As of yet 'we' have received no letter or email so talk of going being mandatory is presumptuous so I don't want to jump the gun with my views but some of my Korean co-workers have been told they have to go and they believe that everyone else is going too. I feel this is of course totally and utterly unworkable, unreasonable and unenforceable. I just don't know how they would expect to pull it off. If the owner tried to pull a stunt like this at Chuseok or Korean New Year and said everyone had to attend then there is no way people would put up with it.
The only way round it, in my opinion would be to give everyone Christmas Eve off (Friday) and say, OK, we're giving you this day off but please come to the party and we can celebrate together. I think most people would attend and try to have a good time. It wouldn't be impinging on our most important holiday or even our weekend time, where we are not contracted to work. I am very interested in the wording of any email I get on this matter.

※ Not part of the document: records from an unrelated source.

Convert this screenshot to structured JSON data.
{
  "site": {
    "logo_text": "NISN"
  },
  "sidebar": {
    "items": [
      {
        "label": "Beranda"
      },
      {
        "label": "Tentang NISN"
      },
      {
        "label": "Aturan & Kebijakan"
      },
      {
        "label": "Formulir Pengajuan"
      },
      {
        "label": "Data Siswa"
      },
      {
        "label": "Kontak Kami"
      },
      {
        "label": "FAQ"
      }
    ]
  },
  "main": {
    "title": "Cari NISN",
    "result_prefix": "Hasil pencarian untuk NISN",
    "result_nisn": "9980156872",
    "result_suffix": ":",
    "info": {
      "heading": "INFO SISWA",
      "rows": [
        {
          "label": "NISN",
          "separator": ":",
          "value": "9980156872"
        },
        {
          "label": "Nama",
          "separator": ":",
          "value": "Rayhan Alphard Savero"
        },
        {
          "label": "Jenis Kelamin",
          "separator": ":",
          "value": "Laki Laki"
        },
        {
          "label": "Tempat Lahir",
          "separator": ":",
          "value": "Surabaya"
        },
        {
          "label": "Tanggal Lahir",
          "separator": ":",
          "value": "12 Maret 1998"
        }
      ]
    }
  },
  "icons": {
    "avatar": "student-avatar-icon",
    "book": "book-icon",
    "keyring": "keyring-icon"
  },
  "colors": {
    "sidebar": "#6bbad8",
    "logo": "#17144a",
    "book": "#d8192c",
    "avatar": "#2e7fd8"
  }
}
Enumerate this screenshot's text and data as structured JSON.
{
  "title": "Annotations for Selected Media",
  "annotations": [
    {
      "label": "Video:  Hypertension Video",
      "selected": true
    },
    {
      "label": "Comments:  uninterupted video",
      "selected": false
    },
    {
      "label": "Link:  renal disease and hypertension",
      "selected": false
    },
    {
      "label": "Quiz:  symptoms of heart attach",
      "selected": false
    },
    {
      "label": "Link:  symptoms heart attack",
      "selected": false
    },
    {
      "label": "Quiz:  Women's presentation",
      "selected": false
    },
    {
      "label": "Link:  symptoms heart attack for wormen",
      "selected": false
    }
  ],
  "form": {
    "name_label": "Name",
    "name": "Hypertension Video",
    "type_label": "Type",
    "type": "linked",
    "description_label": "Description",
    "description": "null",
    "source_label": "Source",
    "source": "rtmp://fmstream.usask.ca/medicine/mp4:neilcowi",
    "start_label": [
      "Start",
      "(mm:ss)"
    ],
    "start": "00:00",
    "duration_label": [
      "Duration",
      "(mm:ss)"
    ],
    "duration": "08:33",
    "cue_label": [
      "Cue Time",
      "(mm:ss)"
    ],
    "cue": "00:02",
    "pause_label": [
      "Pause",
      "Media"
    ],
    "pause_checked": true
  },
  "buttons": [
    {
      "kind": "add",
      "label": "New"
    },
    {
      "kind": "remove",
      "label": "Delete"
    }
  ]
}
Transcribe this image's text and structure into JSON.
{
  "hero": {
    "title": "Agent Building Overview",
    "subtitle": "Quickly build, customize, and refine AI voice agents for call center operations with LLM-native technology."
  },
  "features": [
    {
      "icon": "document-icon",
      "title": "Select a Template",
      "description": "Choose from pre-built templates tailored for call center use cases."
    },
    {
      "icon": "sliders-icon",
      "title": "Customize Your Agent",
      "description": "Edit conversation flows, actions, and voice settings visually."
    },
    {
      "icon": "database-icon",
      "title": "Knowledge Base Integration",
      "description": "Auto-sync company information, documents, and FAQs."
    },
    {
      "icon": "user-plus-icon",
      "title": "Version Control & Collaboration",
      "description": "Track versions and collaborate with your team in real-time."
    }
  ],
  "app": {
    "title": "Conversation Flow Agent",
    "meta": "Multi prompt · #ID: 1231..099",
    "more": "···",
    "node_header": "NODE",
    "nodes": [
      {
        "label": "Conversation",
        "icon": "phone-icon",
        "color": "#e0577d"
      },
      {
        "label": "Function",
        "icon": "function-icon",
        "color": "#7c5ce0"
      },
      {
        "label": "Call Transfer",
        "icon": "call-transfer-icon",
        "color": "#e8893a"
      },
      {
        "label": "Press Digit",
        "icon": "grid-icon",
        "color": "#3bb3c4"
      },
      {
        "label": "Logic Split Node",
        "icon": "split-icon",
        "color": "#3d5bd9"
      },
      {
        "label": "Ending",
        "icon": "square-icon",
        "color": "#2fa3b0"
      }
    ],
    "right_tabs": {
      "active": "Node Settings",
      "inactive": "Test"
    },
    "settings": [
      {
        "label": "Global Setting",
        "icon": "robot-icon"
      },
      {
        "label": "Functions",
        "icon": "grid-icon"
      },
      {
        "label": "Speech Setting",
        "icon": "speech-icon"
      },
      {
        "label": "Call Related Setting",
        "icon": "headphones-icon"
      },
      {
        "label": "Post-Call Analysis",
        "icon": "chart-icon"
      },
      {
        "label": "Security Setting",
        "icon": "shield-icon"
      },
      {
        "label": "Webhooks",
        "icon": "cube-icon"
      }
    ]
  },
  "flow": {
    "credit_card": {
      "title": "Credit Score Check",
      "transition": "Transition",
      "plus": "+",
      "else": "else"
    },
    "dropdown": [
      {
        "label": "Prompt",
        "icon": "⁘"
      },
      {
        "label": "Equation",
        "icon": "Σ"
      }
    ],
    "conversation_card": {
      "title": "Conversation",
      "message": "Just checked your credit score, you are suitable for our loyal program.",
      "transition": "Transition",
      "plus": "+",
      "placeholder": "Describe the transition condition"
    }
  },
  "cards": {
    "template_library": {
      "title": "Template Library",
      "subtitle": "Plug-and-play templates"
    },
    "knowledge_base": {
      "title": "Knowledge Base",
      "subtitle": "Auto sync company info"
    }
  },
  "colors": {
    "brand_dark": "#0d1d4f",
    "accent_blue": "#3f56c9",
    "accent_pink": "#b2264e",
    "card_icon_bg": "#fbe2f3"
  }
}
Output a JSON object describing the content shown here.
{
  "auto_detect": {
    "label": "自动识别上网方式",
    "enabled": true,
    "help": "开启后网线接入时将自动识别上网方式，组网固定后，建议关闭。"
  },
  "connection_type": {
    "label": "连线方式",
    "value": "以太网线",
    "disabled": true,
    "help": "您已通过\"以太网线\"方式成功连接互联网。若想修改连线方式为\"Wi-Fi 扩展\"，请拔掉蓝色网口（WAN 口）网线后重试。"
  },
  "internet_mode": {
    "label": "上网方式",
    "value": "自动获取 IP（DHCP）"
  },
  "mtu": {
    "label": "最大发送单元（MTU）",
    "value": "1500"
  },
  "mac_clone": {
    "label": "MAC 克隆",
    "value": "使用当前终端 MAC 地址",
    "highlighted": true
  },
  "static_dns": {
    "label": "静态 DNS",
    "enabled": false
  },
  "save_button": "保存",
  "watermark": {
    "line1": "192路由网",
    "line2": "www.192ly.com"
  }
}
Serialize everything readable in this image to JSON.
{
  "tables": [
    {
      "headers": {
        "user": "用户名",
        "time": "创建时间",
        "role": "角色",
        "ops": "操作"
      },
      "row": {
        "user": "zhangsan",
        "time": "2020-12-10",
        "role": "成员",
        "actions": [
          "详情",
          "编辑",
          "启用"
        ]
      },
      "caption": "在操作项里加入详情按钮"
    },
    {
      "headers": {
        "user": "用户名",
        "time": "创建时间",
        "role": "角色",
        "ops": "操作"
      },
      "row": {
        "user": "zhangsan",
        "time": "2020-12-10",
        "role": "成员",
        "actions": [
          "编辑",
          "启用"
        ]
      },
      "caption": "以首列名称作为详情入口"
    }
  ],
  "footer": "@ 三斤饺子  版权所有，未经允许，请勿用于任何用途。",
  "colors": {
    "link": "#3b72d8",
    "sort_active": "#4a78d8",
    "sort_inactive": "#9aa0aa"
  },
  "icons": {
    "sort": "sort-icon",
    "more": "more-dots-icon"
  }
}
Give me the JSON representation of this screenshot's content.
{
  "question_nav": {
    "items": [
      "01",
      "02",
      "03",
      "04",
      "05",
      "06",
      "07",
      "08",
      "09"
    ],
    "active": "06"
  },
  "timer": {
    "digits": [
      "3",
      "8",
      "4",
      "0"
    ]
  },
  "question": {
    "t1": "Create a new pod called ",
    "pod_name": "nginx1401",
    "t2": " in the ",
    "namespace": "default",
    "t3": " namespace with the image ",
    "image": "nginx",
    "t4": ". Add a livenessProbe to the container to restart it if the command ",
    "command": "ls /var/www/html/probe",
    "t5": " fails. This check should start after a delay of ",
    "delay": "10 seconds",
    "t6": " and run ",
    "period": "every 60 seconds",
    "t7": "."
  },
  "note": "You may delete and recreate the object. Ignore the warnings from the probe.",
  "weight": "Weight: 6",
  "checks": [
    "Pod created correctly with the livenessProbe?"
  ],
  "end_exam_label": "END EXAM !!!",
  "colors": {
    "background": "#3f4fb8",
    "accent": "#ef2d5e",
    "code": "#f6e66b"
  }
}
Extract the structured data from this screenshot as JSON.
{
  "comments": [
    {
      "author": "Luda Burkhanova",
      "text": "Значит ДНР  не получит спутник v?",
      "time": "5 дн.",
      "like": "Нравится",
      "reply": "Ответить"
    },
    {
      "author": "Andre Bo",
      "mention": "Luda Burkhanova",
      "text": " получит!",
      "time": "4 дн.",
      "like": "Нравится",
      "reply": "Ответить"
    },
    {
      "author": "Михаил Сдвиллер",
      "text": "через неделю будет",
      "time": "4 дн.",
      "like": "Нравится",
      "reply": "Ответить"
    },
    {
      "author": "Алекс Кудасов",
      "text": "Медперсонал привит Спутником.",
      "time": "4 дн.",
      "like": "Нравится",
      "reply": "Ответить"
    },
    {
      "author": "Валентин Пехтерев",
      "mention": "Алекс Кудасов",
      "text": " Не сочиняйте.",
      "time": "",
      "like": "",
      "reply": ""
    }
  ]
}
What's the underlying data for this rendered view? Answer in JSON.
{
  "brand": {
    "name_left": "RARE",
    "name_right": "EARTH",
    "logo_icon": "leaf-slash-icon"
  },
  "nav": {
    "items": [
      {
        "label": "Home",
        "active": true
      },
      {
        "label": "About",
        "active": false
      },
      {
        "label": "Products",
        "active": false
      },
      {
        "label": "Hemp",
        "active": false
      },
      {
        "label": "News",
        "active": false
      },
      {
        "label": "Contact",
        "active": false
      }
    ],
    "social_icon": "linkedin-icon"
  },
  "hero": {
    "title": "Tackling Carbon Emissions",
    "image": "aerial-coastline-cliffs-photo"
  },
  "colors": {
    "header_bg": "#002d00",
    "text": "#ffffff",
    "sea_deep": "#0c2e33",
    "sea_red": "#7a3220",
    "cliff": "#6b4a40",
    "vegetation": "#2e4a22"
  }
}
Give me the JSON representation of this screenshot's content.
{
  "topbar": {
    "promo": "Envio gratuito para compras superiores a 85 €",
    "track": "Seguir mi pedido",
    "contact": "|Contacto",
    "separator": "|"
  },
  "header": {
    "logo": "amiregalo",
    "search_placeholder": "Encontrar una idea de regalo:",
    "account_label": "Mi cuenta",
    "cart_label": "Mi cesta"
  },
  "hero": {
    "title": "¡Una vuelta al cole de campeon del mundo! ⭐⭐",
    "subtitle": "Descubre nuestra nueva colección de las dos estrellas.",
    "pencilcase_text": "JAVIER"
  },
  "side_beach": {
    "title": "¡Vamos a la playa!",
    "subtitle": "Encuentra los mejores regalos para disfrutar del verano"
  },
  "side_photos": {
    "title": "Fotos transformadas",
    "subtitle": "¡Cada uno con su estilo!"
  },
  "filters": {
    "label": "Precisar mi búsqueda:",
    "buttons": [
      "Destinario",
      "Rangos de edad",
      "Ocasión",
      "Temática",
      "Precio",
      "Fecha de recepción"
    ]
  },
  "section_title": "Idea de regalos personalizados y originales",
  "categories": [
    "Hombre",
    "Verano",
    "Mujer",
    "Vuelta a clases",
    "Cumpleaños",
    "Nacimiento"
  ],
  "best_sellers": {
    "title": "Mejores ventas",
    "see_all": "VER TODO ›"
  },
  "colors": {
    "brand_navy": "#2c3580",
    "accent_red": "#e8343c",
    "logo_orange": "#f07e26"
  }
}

I cast my mind back to 2007 and the Christmas party that people 'had to go to'. Again, this was on a Saturday though not Christmas Day. We had to first watch our owner play football for about sixty minutes. Then we went to some place were we watched various branches perform acts of varying degrees of mediocrity. I refused to participate in any performance related matters and wasn't alone. Then we were treated to a lot of talking (90% in Korean) and prize giving - mostly to branch managers and not teachers. We were told that those who did not attend and won a prize forfeited their prize. Bah humbug!
There was no Christmas food, a key component of what makes Christmas Christmas. It could have been any given day of the year. Oh, and by the way the free pitchers of beer given to every table were open when we arrived and had been obviously spiked with something I presume to have been soju.
I know Christmas is not massively important here and don't expect Korea to bend to my point of view but, as this day is a public holiday here, to be able to be free to choose what I do then. I like my academy, I like working there and the people too. I have no issues with who I work for as they've always been fair, but please don't tell people what they have to do at Christmas. I look forward to getting an email some time soon.